DNI
In addition to today's longish piece on incompetence over at the Department of Justice, I want to flag another piece of news that surprised and disappointed me today.
Tulsi Gabbard was the least-qualified US Director of National Intelligence in the history of the country. She's announced that she'll step down from that job at the end of this month, to spend more time with her husband. There's plenty of speculation that her departure is at Trump's behest, but that she's being given a less-painful-than-usual path out of the Trump administration.
Yesterday, Trump announced he would appoint Bill Pulte to that role in an acting capacity. Pulte runs the Federal Housing Finance Agency, where his main job has been to levy claims of mortgage fraud against Trump critics.
Statute requires that the Director have experience in national intelligence. Pulte doesn't, but can avoid rejection on that basis because he's "acting," and so need not be confirmed by the Senate.

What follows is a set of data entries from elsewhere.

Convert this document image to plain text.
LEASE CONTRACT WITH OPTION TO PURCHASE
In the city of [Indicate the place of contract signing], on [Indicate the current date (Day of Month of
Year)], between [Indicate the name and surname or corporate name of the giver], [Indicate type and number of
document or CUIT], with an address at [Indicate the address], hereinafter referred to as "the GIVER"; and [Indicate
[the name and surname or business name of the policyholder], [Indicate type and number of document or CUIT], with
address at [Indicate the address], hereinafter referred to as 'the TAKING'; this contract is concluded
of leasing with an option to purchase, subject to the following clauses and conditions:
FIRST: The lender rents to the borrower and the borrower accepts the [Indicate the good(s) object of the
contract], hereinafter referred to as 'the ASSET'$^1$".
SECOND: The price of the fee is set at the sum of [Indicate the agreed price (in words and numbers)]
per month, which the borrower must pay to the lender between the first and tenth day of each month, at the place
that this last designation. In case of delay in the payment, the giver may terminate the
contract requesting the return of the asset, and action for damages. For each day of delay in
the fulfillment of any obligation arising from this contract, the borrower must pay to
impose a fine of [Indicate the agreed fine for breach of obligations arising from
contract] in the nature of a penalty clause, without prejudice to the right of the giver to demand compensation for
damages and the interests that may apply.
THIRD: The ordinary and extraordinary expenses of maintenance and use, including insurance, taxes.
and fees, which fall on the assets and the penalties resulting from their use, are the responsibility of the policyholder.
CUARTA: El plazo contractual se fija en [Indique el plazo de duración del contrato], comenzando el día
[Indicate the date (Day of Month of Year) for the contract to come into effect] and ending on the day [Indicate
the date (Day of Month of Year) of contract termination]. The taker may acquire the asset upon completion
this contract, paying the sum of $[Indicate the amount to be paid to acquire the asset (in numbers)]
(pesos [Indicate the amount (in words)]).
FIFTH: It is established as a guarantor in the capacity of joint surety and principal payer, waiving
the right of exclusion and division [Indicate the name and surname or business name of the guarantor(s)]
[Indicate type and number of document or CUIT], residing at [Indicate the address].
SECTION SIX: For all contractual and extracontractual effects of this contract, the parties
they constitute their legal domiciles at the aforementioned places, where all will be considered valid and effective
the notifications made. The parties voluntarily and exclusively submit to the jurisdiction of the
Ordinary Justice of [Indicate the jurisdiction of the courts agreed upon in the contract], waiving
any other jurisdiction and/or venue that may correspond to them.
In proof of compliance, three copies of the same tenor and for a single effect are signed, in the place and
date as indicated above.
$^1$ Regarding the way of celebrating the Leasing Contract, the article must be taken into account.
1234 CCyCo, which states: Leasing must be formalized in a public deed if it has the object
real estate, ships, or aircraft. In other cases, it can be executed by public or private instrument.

But the DNI oversees all of the US intelligence agencies, ensuring collaboration, coordination and information sharing among them. It's an incredibly sensitive job, and requires a top secret, sensitive compartmentalized information (TS/SCI) security clearance.
Pulte has no such clearance, and will have to get one. That's an invasive process designed to turn up problems, relationships, history that put a person at risk of blackmail or subversion by foreign powers. It's a very tough bar to clear. Drug use, alcoholism, extra-marital affairs, financial trouble could all put you at risk for blackmail, and would be disqualifying.
I don't know Bill Pulte, but I know how demanding the clearance process is. I think it possible, even likely, that he won't be cleared. If that happens, it'll be a terrible own-goal by Trump. It's one reason why appointing someone from the intelligence community makes sense. They've been through the wringer already, and won't surprise.